Trump is also recruiting candidates to challenge governors that opposed his post-election efforts. He recently convinced former Sen. David Perdue, R-Ga., to challenge Kemp in this year’s GOP primary, much to the chagrin of many Georgia Republicans who are still reeling from losing both U.S. Senate seats in a January 2021 runoff election after Trump stoked conspiracies about the November election.

Perdue has said he would not have certified the 2020 election and filed a baseless lawsuit in December, nearly a year after his loss to Democrat Jon Ossoff, claiming that election officials in Fulton County, a Democratic stronghold, had “circumvented the majority vote” and echoing other debunked conspiracy theories about the results. He recently proposed the idea of an election police force, an idea also pushed by Florida Gov. Ron DeSantis.

Trump is also aiming to replace Ducey, the Arizona governor — who is leaving office due to term limits — with former TV news anchor Kari Lake, who has called for “decertification” of the 2020 election, which is not legally possible. Lake was a key supporter of the Maricopa County audit and has repeatedly claimed that the election was “stolen.” Last fall called for Hobbs, the Democratic secretary of state who is herself also running for governor, to be imprisoned for unspecified crimes, and similarly suggested that journalists should be “locked up” for failing to support pro-Trump election lies.

Election deniers are running for governor in about two-thirds of the states with gubernatorial elections this year, including in such swing states as Florida, Colorado, Michigan, Minnesota, Nevada and Pennsylvania. (In 2020, Biden carried all those states except Florida.)

“All of these people are running in the very same election system that they’re criticizing,” Republican Maricopa County Recorder Stephen Richer said on a press call. “The irony is, there’s no greater sign of approval that you’re willing to spend a year of your life, some of your money, some of your friends’ money running for the system. Nobody runs against Vladimir Putin. You know what the outcome’s going to be in a truly rigged election. So why would you waste your time and money? The reality is, these people are revealing their true opinion that they don’t think that the system is wholly corrupt, that they have so much confidence in the system that they’re willing to invest their political future and professional future in that very system. … I think that’s truly revealing.”

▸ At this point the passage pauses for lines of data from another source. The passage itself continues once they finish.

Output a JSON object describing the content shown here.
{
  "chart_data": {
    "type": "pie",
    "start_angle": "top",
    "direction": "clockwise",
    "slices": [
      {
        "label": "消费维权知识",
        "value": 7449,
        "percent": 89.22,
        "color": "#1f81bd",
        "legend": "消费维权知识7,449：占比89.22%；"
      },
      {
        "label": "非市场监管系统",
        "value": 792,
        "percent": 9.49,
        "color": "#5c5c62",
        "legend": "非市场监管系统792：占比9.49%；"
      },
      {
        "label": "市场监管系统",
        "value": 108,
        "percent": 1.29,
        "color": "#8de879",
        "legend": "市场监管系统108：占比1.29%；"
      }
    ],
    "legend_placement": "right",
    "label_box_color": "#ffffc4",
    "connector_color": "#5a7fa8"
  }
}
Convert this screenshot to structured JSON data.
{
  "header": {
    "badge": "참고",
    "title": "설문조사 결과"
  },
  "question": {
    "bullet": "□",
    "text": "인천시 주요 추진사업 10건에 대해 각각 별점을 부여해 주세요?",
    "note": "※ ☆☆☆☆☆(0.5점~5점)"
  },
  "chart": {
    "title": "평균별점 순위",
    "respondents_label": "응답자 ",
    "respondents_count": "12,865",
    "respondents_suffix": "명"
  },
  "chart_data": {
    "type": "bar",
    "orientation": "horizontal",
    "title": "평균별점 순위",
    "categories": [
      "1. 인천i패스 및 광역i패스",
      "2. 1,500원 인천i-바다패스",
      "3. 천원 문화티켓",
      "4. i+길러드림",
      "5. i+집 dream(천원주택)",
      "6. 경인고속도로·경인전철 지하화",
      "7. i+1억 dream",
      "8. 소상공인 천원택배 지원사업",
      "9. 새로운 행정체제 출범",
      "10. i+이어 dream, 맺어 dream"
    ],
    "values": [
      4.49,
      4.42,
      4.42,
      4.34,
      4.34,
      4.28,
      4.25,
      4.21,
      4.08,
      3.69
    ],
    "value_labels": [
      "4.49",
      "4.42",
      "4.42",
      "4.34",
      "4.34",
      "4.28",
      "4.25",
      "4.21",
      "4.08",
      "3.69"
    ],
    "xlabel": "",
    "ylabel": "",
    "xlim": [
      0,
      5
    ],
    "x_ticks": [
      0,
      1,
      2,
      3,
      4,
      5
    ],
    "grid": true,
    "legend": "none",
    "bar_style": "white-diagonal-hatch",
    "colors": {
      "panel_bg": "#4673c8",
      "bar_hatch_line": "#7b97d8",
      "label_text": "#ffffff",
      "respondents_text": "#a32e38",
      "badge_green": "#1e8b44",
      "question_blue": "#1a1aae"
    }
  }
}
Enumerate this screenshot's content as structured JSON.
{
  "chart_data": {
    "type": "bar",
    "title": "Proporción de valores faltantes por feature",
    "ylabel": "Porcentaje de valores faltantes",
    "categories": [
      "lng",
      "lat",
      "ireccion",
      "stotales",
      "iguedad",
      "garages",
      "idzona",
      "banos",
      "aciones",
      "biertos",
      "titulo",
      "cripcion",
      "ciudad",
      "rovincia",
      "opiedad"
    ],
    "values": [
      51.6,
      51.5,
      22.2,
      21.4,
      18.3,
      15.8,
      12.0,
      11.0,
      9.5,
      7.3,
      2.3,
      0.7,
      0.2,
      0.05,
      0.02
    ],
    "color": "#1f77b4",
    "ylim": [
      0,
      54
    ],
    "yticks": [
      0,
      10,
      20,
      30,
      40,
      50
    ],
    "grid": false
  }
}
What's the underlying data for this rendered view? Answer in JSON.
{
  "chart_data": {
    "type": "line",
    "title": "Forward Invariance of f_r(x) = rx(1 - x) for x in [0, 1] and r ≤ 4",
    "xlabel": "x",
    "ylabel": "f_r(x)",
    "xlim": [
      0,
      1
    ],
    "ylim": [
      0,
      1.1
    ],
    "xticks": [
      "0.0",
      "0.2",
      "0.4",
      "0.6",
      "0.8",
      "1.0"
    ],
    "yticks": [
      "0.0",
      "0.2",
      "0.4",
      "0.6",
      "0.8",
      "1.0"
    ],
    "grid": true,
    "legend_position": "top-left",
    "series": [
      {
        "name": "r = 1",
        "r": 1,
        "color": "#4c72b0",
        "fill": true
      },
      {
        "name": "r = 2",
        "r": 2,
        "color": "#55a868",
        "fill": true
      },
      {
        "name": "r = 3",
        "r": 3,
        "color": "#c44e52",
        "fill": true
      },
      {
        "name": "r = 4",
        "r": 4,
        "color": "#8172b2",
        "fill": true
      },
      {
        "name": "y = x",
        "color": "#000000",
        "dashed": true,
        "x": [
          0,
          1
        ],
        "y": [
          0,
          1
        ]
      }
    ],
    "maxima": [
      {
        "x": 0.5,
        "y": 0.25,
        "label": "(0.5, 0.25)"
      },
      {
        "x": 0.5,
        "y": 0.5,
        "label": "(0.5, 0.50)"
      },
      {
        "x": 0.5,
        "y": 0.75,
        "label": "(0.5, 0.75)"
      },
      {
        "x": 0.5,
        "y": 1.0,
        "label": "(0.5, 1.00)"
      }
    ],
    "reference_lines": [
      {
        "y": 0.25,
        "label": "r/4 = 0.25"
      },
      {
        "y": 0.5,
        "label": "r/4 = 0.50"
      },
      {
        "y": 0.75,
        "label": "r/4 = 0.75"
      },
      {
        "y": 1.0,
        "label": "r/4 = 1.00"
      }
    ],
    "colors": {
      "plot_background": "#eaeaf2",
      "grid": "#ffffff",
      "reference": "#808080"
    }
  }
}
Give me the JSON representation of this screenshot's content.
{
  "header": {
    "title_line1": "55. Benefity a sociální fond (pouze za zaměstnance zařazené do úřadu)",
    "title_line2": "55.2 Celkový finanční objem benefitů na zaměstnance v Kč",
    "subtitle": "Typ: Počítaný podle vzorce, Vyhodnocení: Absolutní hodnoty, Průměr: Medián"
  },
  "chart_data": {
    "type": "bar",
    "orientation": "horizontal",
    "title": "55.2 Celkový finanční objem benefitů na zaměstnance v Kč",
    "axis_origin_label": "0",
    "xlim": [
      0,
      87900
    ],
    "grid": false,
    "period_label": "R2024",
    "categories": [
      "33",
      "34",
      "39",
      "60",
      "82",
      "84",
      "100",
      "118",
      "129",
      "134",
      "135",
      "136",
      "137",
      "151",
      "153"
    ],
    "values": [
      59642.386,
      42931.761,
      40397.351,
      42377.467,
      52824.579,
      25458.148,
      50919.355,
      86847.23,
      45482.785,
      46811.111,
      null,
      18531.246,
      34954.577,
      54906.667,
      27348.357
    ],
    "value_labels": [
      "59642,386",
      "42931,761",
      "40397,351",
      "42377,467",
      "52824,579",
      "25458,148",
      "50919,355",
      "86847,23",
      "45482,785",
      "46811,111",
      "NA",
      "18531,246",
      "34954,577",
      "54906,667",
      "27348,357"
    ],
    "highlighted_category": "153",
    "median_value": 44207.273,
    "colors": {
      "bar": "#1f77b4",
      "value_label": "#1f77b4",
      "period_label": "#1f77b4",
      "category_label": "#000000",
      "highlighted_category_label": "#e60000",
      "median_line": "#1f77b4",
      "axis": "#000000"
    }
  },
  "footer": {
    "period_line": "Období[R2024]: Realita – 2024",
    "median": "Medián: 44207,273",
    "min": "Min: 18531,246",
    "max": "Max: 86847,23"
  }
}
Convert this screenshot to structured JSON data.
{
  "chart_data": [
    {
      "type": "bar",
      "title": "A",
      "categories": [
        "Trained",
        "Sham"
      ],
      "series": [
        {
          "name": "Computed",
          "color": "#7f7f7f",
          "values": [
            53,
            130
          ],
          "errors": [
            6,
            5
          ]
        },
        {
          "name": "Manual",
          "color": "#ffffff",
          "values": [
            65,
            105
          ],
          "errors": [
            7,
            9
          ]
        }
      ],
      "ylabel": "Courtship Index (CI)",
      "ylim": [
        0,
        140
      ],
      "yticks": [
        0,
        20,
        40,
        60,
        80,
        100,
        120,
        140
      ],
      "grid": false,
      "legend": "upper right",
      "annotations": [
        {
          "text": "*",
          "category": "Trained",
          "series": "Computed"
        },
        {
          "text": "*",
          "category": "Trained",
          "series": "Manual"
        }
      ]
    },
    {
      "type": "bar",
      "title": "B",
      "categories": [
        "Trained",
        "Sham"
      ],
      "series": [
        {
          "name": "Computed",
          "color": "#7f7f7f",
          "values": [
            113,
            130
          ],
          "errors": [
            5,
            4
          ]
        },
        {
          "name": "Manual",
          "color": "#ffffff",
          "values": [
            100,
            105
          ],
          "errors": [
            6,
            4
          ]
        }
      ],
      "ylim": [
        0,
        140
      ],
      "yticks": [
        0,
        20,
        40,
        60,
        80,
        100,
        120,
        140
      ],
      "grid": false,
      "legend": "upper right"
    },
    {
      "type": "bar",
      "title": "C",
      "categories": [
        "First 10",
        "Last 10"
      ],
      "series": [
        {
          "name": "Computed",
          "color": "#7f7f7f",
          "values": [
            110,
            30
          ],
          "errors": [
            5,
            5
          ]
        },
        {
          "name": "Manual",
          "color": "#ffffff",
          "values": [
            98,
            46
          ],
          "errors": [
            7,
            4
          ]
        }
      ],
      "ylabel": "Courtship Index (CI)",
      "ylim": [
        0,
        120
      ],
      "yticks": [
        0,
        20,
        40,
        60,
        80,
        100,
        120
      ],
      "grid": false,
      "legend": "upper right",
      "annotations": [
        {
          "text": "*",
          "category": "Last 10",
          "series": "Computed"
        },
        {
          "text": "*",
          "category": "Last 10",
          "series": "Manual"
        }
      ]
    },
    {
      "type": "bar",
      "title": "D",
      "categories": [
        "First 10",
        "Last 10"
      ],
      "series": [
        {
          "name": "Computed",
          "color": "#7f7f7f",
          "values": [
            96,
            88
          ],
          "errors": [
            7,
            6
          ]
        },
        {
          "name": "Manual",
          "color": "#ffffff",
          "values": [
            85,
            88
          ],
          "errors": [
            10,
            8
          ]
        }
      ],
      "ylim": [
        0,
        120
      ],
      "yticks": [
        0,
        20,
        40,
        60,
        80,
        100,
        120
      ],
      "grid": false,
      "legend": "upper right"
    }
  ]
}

The effort to install election deniers in key state offices comes as Republican-led legislatures across the country impose new voting restrictions that opponents worry will suppress voter turnout, especially in urban areas and communities of color that tend to vote Democratic. State legislatures last year introduced more than 260 bills that would “interfere with the nonpartisan administration of elections,” according to States United Action, and 32 were signed into law in 17 states. Republicans have already kicked off this year’s legislative sessions with a flurry of new proposed voting restrictions, even in states that already passed sweeping new laws in response to Trump’s conspiracy theories last year.

“The anti-democracy playbook is simple: change the rules and change the referees, in order to change the results,” Joanna Lydgate, CEO of States United Action, said in a statement. “With extreme candidates running on election lies as a campaign issue up and down the ballot, it’s never been more important to elect leaders from both sides of the aisle who respect the rule of law and the will of the voters.”